2 to 4 teaspoons whole black peppercorns
 
4 (1 ) beef top loin steaks
 
4 tablespoons butter
 
1/4 cup chopped shallots
 
1/3 cup water
 
1 teaspoon beef bouillon granules
 
3 tablespoons brandy

Directions

Crack the peppercorns with a spoon in a metal bowl.
Slash the fat edges of the steaks at 1 inch intervals.
Place 1 steak on a sheet of waxed paper.
Sprinkle with 1/4 to 1/2 teaspoon cracked pepper; rub over steak.
Turn steak and repeat on the other side.
Repeat procedure for all steaks.
Melt 2 tablespoons of the butter in a 12 inch skillet over medium heat.
Cook the steaks in the butter to desired doneness, turning once (allow 11 to 12 minutes for medium doneness).
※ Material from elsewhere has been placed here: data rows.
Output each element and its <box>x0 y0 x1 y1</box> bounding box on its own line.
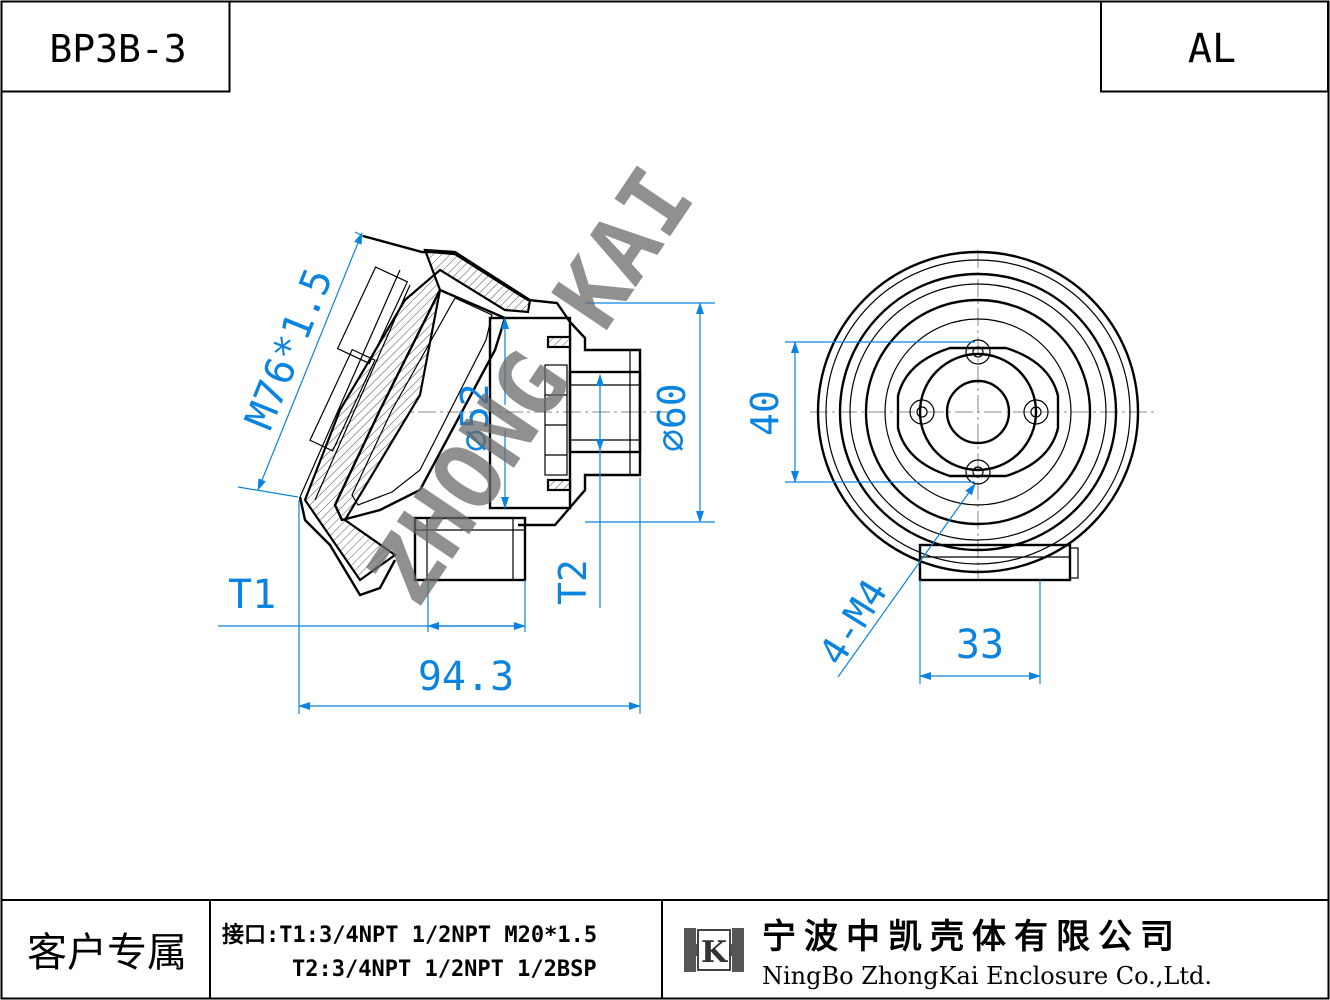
company-logo: K <box>684 928 744 972</box>
front-view-dimensions: 40 4-M4 33 <box>743 341 1041 684</box>
ports-line-2: T2:3/4NPT 1/2NPT 1/2BSP <box>292 957 597 982</box>
overall-length-dimension: 94.3 <box>418 654 514 700</box>
model-number: BP3B-3 <box>49 27 186 71</box>
port2-label: T2 <box>551 559 595 605</box>
holes-callout: 4-M4 <box>810 572 896 673</box>
company-name-english: NingBo ZhongKai Enclosure Co.,Ltd. <box>762 962 1212 990</box>
logo-letter: K <box>701 935 728 970</box>
material-box <box>1100 0 1329 93</box>
model-box <box>0 0 231 93</box>
material-code: AL <box>1188 26 1236 72</box>
port1-label: T1 <box>228 572 276 618</box>
hole-spacing-dimension: 40 <box>743 390 787 436</box>
thread-dimension: M76*1.5 <box>237 262 343 436</box>
ports-line-1: 接口:T1:3/4NPT 1/2NPT M20*1.5 <box>222 923 597 948</box>
company-name-chinese: 宁波中凯壳体有限公司 <box>762 917 1182 957</box>
front-view <box>810 250 1155 582</box>
outer-diameter-dimension: ⌀60 <box>650 383 694 452</box>
header: BP3B-3 AL <box>0 0 1329 93</box>
title-block: 客户专属 接口:T1:3/4NPT 1/2NPT M20*1.5 T2:3/4N… <box>1 899 1329 998</box>
customer-label: 客户专属 <box>27 930 187 976</box>
inner-diameter-dimension: ⌀52 <box>453 383 497 452</box>
base-width-dimension: 33 <box>956 622 1004 668</box>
Sprinkle steaks with salt to taste.
Remove to a serving platter; keep warm.
Melt the remaining butter in the skillet.
Saute the shallots in the butter for 4 minutes or until tender.
Add the water and bouillon.
Bring to a boil; boil for about 1 minute, scraping up browned pieces from the skillet.
Stir in the brandy.
Reduce heat and simmer for about 1 minute.
Pour the brandy sauce over the steak and serve.